Paul Pierrot commence alors comme agent de la marque Donnet-Zedel. En 1939, il est mobilisé et avant de partir sous les drapeaux, par précaution, il démonte sa Donnet-Zedel et la cache. Fait prisonnier, il est interné en Allemagne et ne revient chez lui qu’en 1945. Il rouvre alors son garage, remonte sa voiture et reprend son activité. Le travail ne manque pas. Il devient agent Citroën, Donnet ayant fait faillite à la fin de l’année 1934… Il connaît alors cette période de reconstruction pendant laquelle Citroën relance ses modèles d’avant-guerre avec les camions T 45 et U 23 et les Traction 11 et 15. Mais c’est aussi la grande époque des premières nouveautés avec le Type H puis la 2 CV qui connaissent tous deux le succès que l’on sait. A l’agence Pierrot, les acheteurs de 2 CV doivent attendre au minimum deux ou trois ans pour être livrés. Mais, si l’un deux achète un camion, l’usine lui permet d’obtenir une 2 CV sans délai… Le garage se développe au fil des ans. Une Berliet est achetée comme véhicule de service et transformée en camionnette. Elle est rapidement épaulée par une Citroën 10 A « Rosalie » qui fait une excellente dépanneuse après avoir reçu un moteur culbuté de U 23 et des freins hydrauliques en lieu et place de ses freins à câbles d’origine. Elle laissera ensuite sa place à un Dodge 6 x 6 avec treuil racheté aux surplus militaires des Domaines qui sera lui-même remplacé par un Belphégor Diesel équipé en porte-voiture basculant. A partir du milieu des Années cinquante jusqu’à la fin des Années soixante, Paul Pierrot est aussi concessionnaire des tracteurs de la marque allemande Bautz.

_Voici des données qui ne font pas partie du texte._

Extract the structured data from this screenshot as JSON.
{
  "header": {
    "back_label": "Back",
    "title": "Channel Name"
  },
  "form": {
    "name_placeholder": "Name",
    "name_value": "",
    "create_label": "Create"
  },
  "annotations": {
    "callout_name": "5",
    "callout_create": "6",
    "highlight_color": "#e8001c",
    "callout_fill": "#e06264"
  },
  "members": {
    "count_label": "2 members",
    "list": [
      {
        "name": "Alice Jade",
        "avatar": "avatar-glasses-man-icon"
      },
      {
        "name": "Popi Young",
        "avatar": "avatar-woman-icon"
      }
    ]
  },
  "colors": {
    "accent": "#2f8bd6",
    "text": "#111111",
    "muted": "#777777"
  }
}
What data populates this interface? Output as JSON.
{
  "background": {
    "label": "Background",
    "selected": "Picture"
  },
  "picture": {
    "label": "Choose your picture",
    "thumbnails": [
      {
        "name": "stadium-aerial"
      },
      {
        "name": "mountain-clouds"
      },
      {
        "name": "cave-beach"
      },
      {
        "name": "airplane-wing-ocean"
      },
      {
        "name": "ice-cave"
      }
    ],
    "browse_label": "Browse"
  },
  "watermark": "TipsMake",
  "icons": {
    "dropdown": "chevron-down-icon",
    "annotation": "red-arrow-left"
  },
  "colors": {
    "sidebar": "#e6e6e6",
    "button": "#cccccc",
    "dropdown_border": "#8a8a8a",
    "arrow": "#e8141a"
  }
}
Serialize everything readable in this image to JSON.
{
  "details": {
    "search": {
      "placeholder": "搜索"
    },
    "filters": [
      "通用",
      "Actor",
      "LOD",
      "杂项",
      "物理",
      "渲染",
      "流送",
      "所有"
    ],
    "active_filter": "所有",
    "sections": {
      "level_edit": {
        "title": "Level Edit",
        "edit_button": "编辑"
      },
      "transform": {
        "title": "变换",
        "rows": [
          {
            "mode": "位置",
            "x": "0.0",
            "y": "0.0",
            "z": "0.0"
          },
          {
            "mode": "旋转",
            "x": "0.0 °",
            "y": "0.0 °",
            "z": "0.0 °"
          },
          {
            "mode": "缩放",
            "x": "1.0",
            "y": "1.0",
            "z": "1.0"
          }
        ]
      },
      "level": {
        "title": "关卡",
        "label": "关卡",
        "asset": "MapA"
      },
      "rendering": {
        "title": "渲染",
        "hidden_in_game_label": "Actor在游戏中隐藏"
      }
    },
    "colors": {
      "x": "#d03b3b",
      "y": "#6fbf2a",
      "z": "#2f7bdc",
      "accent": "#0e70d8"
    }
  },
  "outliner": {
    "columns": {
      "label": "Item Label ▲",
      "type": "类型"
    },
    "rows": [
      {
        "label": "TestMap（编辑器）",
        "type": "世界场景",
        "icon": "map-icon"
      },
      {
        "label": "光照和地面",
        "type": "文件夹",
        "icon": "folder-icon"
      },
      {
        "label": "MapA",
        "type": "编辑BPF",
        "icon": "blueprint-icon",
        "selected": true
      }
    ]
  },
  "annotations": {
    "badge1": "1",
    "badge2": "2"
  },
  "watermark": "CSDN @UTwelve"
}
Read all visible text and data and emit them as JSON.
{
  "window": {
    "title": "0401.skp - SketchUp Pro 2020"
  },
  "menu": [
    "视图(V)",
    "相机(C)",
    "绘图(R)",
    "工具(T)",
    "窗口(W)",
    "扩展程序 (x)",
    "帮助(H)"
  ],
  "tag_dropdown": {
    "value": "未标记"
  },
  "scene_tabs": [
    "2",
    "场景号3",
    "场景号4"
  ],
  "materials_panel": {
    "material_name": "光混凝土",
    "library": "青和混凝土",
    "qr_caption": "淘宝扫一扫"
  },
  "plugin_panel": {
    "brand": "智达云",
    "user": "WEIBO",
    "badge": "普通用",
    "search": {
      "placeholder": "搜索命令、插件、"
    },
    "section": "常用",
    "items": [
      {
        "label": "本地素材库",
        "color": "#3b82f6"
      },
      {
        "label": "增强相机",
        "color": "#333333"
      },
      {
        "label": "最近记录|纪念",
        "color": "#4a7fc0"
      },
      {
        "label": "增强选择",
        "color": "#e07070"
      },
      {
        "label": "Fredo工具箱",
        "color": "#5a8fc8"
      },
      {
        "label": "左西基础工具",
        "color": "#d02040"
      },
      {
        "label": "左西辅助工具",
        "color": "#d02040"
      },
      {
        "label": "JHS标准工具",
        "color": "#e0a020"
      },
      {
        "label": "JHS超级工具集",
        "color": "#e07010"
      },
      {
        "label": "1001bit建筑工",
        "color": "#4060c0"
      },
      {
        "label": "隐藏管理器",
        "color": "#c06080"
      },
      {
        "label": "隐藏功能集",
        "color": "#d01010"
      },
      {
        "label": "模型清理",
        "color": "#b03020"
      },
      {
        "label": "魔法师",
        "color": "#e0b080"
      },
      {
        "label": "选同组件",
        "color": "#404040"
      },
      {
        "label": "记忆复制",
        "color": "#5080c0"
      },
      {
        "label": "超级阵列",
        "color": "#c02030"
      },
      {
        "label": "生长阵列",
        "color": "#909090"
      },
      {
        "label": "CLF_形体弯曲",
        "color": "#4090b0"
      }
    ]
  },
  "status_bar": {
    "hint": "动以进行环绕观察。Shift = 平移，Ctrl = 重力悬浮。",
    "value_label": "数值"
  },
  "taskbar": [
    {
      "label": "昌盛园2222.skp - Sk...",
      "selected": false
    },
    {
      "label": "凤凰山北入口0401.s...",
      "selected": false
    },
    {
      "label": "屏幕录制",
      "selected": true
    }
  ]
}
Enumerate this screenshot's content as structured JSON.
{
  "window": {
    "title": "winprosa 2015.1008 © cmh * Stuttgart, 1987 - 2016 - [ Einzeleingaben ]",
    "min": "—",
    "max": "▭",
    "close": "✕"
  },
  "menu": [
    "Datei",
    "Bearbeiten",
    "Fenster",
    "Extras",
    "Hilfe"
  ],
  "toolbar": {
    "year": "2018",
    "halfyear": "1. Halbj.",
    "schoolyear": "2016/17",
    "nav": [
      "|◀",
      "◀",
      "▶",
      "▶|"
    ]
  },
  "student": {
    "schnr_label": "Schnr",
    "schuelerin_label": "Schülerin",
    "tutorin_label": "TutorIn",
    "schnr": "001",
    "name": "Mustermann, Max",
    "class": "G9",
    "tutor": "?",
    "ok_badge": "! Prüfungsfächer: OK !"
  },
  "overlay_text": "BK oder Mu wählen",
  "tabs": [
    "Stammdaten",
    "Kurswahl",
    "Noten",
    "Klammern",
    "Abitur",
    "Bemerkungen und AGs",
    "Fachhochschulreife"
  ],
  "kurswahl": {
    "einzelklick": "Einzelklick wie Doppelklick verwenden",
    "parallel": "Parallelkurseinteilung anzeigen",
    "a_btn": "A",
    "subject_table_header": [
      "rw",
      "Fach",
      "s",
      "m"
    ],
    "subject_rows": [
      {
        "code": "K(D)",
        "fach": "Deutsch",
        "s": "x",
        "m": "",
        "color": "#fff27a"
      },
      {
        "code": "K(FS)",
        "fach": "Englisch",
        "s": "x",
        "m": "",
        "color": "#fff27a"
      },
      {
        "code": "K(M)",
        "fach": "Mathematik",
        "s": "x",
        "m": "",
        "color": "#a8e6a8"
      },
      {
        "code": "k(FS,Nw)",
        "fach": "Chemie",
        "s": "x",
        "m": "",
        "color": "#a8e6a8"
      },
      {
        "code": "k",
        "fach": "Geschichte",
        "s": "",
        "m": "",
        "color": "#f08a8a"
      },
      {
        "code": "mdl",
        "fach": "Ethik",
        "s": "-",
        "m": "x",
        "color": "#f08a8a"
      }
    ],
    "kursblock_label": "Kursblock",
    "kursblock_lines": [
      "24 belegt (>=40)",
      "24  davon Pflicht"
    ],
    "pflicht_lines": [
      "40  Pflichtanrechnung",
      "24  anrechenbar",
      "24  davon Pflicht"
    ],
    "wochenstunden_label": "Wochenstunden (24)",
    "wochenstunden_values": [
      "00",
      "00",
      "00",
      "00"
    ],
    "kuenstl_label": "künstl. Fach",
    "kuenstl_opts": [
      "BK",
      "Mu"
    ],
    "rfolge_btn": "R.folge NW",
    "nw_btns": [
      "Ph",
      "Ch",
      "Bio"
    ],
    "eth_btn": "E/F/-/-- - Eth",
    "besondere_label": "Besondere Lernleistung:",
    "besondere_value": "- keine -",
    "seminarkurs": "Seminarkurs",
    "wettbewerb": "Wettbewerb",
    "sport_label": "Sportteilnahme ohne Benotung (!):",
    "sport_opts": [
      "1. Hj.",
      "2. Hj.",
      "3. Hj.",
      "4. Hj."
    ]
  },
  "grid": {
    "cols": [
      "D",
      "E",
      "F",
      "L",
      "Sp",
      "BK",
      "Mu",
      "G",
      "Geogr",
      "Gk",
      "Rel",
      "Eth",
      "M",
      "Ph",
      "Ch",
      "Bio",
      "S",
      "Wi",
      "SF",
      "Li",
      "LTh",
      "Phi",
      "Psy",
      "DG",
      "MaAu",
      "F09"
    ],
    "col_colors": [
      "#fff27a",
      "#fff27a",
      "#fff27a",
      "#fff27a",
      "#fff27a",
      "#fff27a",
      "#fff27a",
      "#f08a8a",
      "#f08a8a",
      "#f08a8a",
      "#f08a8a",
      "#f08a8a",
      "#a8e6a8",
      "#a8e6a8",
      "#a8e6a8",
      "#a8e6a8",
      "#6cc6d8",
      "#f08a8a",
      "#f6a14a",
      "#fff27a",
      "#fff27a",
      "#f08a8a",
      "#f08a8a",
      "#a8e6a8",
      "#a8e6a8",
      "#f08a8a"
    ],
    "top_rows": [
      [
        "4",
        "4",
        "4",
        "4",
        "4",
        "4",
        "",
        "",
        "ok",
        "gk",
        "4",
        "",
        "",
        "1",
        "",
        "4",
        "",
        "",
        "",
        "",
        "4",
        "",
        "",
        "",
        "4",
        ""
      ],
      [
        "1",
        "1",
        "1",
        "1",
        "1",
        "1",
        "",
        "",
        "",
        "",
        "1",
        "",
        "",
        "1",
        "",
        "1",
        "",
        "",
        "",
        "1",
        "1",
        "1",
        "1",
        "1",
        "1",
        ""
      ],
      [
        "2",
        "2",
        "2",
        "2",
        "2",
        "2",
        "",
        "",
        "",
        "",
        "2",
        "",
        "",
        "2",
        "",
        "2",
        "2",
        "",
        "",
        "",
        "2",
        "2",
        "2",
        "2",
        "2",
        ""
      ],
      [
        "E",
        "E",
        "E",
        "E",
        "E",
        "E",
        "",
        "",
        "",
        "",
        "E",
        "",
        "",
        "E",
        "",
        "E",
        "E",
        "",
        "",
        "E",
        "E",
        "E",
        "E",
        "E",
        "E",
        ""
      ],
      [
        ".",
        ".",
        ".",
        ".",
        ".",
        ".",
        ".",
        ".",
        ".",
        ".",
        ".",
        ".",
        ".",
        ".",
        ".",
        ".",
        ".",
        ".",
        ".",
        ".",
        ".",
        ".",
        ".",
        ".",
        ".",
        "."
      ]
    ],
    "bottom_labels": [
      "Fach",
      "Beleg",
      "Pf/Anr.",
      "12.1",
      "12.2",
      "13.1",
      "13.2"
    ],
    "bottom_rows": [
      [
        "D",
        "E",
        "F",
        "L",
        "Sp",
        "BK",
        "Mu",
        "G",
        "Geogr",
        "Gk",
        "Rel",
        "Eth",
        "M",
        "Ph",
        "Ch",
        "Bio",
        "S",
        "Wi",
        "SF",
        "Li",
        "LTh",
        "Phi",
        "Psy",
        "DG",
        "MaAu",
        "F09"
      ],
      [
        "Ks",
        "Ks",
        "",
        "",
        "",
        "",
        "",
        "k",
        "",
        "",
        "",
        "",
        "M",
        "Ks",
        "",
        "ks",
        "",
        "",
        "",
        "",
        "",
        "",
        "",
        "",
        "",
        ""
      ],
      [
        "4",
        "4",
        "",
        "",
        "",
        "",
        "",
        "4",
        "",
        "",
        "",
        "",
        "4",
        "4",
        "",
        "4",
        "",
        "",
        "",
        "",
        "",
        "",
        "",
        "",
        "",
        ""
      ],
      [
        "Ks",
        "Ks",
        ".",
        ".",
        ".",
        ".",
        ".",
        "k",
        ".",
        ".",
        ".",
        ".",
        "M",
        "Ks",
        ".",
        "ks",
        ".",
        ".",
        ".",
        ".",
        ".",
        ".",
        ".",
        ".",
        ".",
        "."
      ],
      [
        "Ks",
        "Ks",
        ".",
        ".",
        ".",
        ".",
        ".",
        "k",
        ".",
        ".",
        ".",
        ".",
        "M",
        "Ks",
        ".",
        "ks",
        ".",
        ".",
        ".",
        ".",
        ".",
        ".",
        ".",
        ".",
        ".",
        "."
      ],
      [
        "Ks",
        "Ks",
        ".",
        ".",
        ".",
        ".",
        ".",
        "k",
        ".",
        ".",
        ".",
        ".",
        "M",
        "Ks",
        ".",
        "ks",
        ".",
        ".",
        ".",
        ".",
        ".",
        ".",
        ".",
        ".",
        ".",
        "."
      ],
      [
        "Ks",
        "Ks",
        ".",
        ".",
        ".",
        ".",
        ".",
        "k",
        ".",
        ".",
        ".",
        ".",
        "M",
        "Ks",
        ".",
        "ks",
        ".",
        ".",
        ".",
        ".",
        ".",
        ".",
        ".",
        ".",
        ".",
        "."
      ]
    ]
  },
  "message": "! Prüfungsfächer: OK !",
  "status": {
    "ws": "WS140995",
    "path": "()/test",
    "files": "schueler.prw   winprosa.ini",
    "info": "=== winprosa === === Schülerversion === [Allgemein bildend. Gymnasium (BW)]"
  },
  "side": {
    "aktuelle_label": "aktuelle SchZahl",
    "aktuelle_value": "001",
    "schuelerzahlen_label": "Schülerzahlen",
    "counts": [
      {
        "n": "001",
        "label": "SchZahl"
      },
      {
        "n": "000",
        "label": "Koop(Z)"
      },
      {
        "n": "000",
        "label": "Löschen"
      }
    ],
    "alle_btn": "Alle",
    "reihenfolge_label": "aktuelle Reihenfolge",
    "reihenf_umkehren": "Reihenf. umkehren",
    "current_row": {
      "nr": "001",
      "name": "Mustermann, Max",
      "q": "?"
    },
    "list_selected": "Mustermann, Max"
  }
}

Lorsqu’il prend sa retraite au début des Années soixante-dix, travaillent avec lui ses trois fils, André, Roger et Jean-Robert, ainsi que quatre ouvriers et un petit apprenti. Mais le garage est trop petit et n’est plus fonctionnel compte tenu de son volume d’activité. Il est donc décidé d’acheter un terrain dans le centre du bourg, non loin de la mairie et de la poste, et d’y construire de nouveaux locaux plus grands et mieux aménagés. Le bâtiment fait 500 m2 au total dont 450 pour l’atelier ! Le déménagement est fait en 1972.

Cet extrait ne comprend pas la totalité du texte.